Two friends stood by his side at that time, he continues. They were connected with the Initiatives of Change centre in Panchgani, where they invited Nadkarni in 1992. 'This reinforced a lot of what I had earlier believed, but the process there took me further in realizing that change begins with me.' The experience encouraged Nadkarni to make his long-term career shift within Tata, to pioneer the Tata Council for Community Initiatives as its first operating head, seven years ago.
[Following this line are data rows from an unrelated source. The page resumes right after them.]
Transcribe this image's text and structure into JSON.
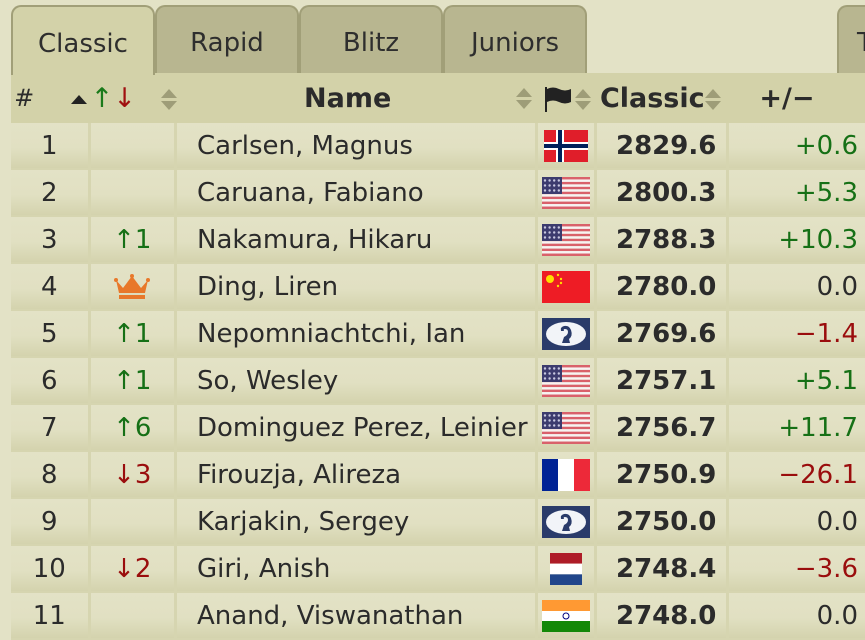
{
  "tabs": [
    {
      "label": "Classic",
      "active": true
    },
    {
      "label": "Rapid",
      "active": false
    },
    {
      "label": "Blitz",
      "active": false
    },
    {
      "label": "Juniors",
      "active": false
    },
    {
      "label": "T",
      "active": false
    }
  ],
  "table": {
    "headers": {
      "rank": "#",
      "movement": "↑↓",
      "name": "Name",
      "flag": "flag",
      "rating": "Classic",
      "delta": "+/−"
    },
    "sort": {
      "column": "rank",
      "direction": "ascending"
    },
    "rows": [
      {
        "rank": "1",
        "move": "",
        "move_dir": "",
        "name": "Carlsen, Magnus",
        "flag": "norway",
        "rating": "2829.6",
        "delta": "+0.6",
        "delta_sign": "pos"
      },
      {
        "rank": "2",
        "move": "",
        "move_dir": "",
        "name": "Caruana, Fabiano",
        "flag": "usa",
        "rating": "2800.3",
        "delta": "+5.3",
        "delta_sign": "pos"
      },
      {
        "rank": "3",
        "move": "1",
        "move_dir": "up",
        "name": "Nakamura, Hikaru",
        "flag": "usa",
        "rating": "2788.3",
        "delta": "+10.3",
        "delta_sign": "pos"
      },
      {
        "rank": "4",
        "move": "",
        "move_dir": "crown",
        "name": "Ding, Liren",
        "flag": "china",
        "rating": "2780.0",
        "delta": "0.0",
        "delta_sign": "zero"
      },
      {
        "rank": "5",
        "move": "1",
        "move_dir": "up",
        "name": "Nepomniachtchi, Ian",
        "flag": "fide",
        "rating": "2769.6",
        "delta": "−1.4",
        "delta_sign": "neg"
      },
      {
        "rank": "6",
        "move": "1",
        "move_dir": "up",
        "name": "So, Wesley",
        "flag": "usa",
        "rating": "2757.1",
        "delta": "+5.1",
        "delta_sign": "pos"
      },
      {
        "rank": "7",
        "move": "6",
        "move_dir": "up",
        "name": "Dominguez Perez, Leinier",
        "flag": "usa",
        "rating": "2756.7",
        "delta": "+11.7",
        "delta_sign": "pos"
      },
      {
        "rank": "8",
        "move": "3",
        "move_dir": "down",
        "name": "Firouzja, Alireza",
        "flag": "france",
        "rating": "2750.9",
        "delta": "−26.1",
        "delta_sign": "neg"
      },
      {
        "rank": "9",
        "move": "",
        "move_dir": "",
        "name": "Karjakin, Sergey",
        "flag": "fide",
        "rating": "2750.0",
        "delta": "0.0",
        "delta_sign": "zero"
      },
      {
        "rank": "10",
        "move": "2",
        "move_dir": "down",
        "name": "Giri, Anish",
        "flag": "netherlands",
        "rating": "2748.4",
        "delta": "−3.6",
        "delta_sign": "neg"
      },
      {
        "rank": "11",
        "move": "",
        "move_dir": "",
        "name": "Anand, Viswanathan",
        "flag": "india",
        "rating": "2748.0",
        "delta": "0.0",
        "delta_sign": "zero"
      }
    ]
  },
  "colors": {
    "positive": "#167016",
    "negative": "#9a0d0d",
    "crown": "#e8782a"
  }
}
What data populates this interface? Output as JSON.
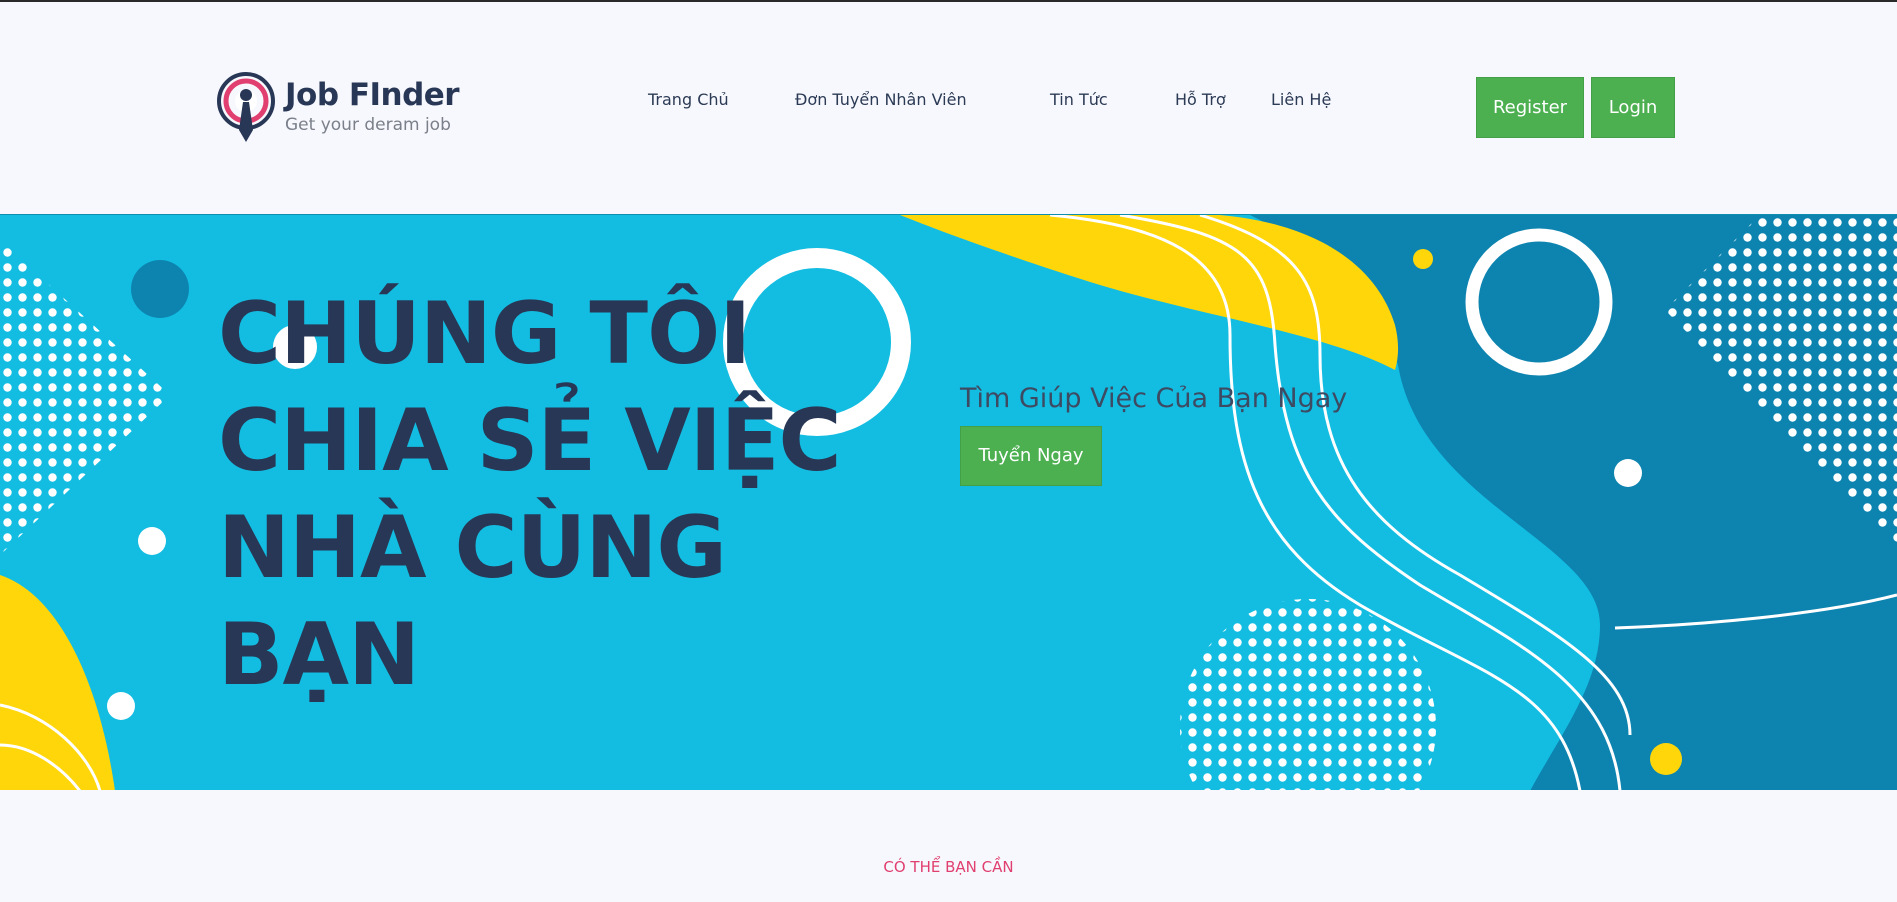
{
  "header": {
    "logo": {
      "title": "Job FInder",
      "tagline": "Get your deram job",
      "icon": "job-finder-logo-icon"
    },
    "nav": [
      {
        "label": "Trang Chủ"
      },
      {
        "label": "Đơn Tuyển Nhân Viên"
      },
      {
        "label": "Tin Tức"
      },
      {
        "label": "Hỗ Trợ"
      },
      {
        "label": "Liên Hệ"
      }
    ],
    "register_label": "Register",
    "login_label": "Login"
  },
  "hero": {
    "title": "CHÚNG TÔI CHIA SẺ VIỆC NHÀ CÙNG BẠN",
    "subtitle": "Tìm Giúp Việc Của Bạn Ngay",
    "cta_label": "Tuyển Ngay"
  },
  "section": {
    "kicker": "CÓ THỂ BẠN CẦN"
  },
  "colors": {
    "page_bg": "#f7f8fd",
    "brand_dark": "#283755",
    "brand_pink": "#e03f6f",
    "button_green": "#4caf50",
    "hero_cyan": "#13bde2",
    "hero_deep_blue": "#0d84b0",
    "hero_yellow": "#ffd60a"
  }
}
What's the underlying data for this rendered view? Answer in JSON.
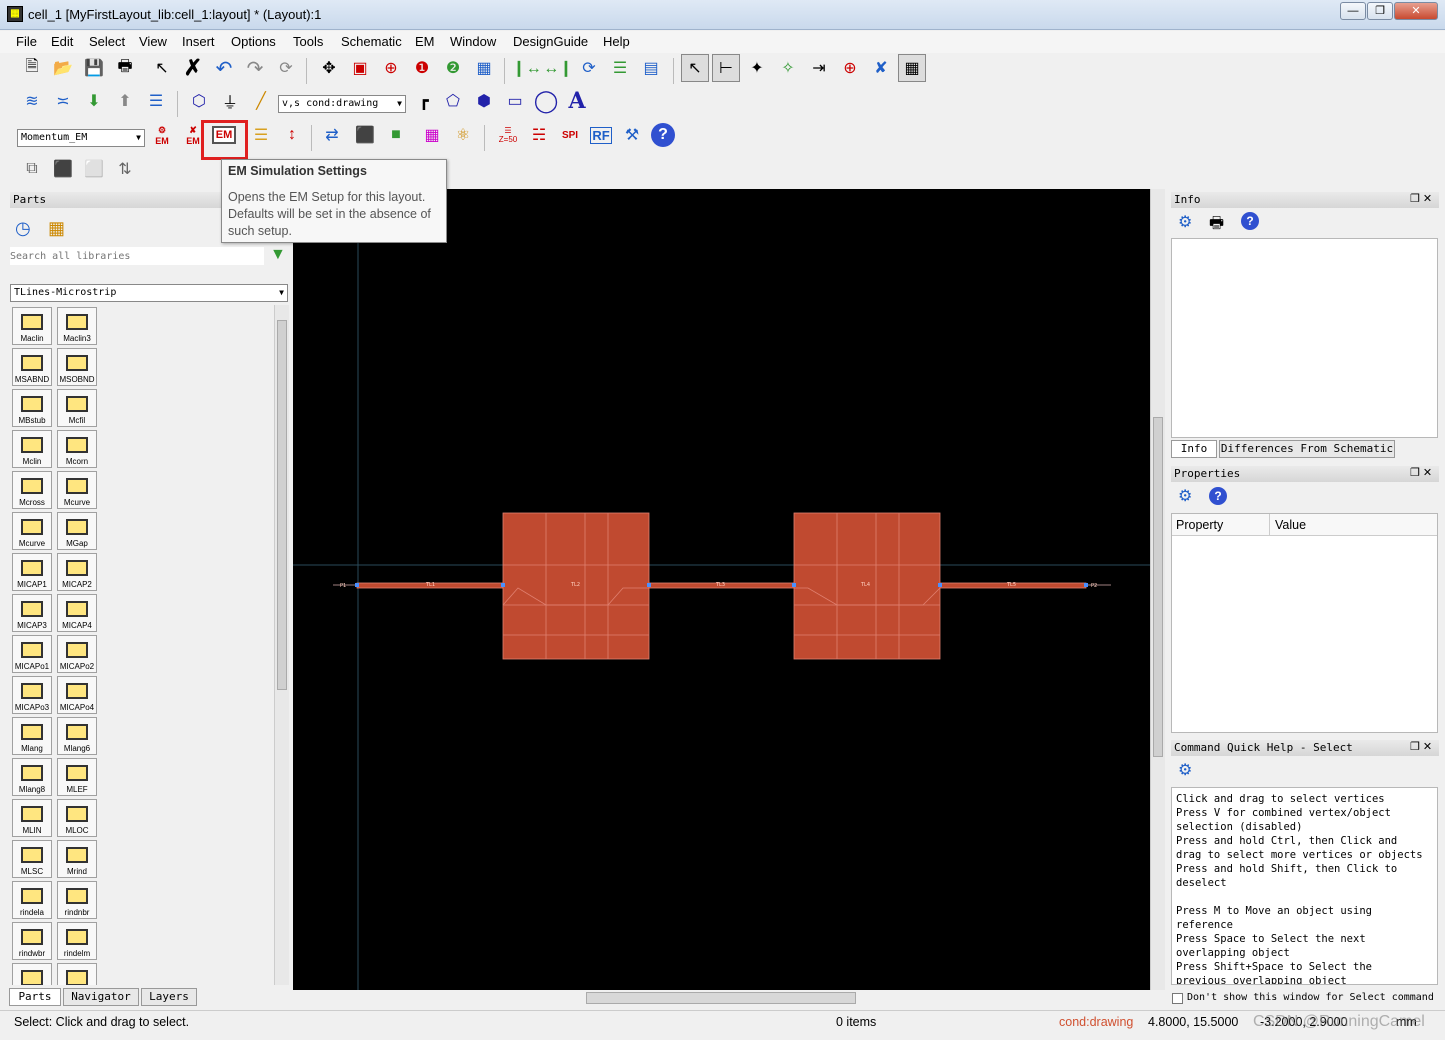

Nadkarni points to the many initiatives that have emerged. A designer at Tata Automation has developed a new type of artificial limb, which could be adopted globally. An officer from Tata Engineering in Jamshedpur has set up a care centre that rehabilitates people cured of leprosy. And Tata Consultancy Services (one of Tata's major companies) has developed an adult literacy education system that claims to teach 60-year-olds to read a newspaper within three weeks. 'This initiative is greatly impacting the pace at which the nation's Adult Literacy Programme is being implemented,' Nadkarni believes.


Tata's enlightened approach could become part of a wider trend. Next year, Tata Industries will be one of the 30 international companies to submit 'triple bottom line' accounting, measuring not just their financial results but also their social and environmental practice, to the United Nations Global Reporting Initiative.

Tata is also developing an index measuring 'human excellence', similar to the Human Development Index of the United Nations Development Programme. 'This is the first time that any corporation in the world has applied the Human Development Index principles through a business process,' Nadkarni says. The company has also sought the help of the Confederation of Indian Industries in creating a network of companies that maintain community initiatives.

WELL-BEING
Nadkarni says that there has never been any resistance to Tata's social expenditure from its two million shareholders. Nor, he claims, do Tata executives see community involvement as a means of burnishing the company's reputation. They have even been known to remove 'sponsored by Tata' signs from village initiatives, he says.

So what's in it for Tata? 'I don't see the need for the question at all,' Nadkarni replies briskly. 'Gautam Buddha left his house to seek enlightenment: how to conquer disease, old age and death. But when a paradigm shift, or enlightenment, happens you forget the first questions. If you ask what is the business sense in this you are not the man I may want to work with.' He agrees with R M Lala, author of a best-selling book on the house of Tata, The Creation of Wealth, that wealth is far more than profit or income generation. It is to do with 'weal, which means well-being or happiness' of the communities that businesses serve. And that, says Nadkarni, is what Tata is determined to maintain.